The financial crisis and extreme volatility have created an opportunity for second-tier brokerage firms to win market share back from the bulge bracket.
The bulge bracket has transformed its business model the past decade to cope with falling commission rates and unbundling by focusing on automation and cutting back on sales-trader coverage. Large clients have responded by concentrating more of their business with fewer brokers to ensure full service while using commission-sharing arrangements to pay their smaller brokers and research houses.
Now, however, extreme volatility and fears of counterparty risk are turning the tide on the days of broker concentration, and large asset management firms are starting to talk about diversifying their broker lists.
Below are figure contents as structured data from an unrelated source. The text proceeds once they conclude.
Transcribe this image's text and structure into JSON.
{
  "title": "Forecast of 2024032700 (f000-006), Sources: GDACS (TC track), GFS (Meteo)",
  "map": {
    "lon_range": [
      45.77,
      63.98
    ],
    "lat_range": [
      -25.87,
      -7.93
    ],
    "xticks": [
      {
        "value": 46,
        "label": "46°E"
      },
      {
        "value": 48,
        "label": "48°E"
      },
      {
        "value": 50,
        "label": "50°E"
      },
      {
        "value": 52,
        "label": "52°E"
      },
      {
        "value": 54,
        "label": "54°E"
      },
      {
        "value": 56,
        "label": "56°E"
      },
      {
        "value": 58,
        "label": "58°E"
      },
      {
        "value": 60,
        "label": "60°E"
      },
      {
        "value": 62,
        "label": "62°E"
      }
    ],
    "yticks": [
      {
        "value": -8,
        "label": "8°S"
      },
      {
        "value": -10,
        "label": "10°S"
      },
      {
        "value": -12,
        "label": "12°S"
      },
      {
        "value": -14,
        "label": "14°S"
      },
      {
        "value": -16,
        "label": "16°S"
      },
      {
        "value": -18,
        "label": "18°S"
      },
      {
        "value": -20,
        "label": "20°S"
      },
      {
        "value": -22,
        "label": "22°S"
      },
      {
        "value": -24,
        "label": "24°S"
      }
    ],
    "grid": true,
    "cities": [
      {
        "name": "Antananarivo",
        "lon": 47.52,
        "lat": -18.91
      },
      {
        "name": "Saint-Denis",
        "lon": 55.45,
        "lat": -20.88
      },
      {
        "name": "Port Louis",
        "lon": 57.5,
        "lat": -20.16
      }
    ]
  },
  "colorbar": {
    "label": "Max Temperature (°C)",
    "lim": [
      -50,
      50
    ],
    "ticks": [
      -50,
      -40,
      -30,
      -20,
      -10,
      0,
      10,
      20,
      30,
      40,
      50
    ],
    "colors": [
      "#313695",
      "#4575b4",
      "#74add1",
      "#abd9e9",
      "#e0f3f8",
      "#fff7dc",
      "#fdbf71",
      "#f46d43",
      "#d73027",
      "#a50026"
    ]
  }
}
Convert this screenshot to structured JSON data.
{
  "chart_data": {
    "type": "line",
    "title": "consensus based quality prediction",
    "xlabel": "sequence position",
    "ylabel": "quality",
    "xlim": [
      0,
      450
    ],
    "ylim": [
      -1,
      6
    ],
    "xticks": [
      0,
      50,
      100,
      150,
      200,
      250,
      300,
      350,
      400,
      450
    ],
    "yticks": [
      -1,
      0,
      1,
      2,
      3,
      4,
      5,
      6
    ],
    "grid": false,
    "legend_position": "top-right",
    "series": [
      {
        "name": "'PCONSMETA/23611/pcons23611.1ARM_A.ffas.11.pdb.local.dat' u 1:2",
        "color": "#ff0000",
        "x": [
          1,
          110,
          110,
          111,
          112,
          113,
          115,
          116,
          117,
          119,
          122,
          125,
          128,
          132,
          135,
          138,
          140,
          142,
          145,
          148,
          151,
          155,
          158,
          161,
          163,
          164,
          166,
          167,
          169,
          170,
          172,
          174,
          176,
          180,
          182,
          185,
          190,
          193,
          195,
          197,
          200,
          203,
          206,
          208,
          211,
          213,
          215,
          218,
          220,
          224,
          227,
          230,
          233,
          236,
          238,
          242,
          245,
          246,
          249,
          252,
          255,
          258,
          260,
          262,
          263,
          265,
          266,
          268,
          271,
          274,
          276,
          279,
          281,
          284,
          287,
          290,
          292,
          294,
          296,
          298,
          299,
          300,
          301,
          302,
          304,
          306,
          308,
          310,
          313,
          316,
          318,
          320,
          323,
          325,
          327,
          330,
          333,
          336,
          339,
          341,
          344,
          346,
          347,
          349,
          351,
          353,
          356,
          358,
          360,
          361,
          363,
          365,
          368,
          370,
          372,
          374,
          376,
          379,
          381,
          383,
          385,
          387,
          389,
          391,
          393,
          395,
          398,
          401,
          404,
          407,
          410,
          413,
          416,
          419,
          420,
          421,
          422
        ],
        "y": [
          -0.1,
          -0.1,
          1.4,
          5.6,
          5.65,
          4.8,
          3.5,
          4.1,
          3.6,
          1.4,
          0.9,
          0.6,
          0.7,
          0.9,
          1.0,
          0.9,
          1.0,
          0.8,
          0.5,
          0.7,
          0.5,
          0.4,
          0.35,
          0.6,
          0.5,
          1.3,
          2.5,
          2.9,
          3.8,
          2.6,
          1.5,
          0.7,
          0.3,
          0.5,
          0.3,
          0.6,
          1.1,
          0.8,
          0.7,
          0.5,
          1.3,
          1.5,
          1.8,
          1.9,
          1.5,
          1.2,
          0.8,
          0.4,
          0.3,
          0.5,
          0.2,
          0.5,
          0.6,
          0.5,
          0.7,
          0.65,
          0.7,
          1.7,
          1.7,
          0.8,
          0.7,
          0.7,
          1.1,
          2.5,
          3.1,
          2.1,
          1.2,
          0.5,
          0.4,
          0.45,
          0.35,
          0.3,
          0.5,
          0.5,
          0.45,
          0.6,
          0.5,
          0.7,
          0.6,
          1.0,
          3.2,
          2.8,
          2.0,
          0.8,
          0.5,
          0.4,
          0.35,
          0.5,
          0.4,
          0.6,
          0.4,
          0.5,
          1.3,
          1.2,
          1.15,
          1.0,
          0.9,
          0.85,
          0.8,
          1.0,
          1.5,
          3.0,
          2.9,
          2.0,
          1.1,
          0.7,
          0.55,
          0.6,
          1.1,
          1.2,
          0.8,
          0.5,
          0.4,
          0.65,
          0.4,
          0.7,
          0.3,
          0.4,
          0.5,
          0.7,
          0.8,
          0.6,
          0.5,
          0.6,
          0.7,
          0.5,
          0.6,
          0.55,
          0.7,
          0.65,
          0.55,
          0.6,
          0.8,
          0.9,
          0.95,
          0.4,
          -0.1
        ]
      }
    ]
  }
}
Buy-side traders today concentrate almost three-quarters of their order flow with their core brokers and their biggest complaint is about inadequate sales-trader coverage.
High volatility and lower liquidity put a premium on unique sources of liquidity and high-quality advice, playing to the strengths of regional and sector specialist firms, which cover more than just the top tier of institutional investors and which have always maintained their focus on what are known as high-touch services: sales traders.
The disappearance of top-tier players such as Lehman Brothers and the consolidation of brokers such as Bear Stearns with JPMorgan and Merrill Lynch with Bank of America have also opened up a window of opportunity for competition as clients reassess their relationships with these firms.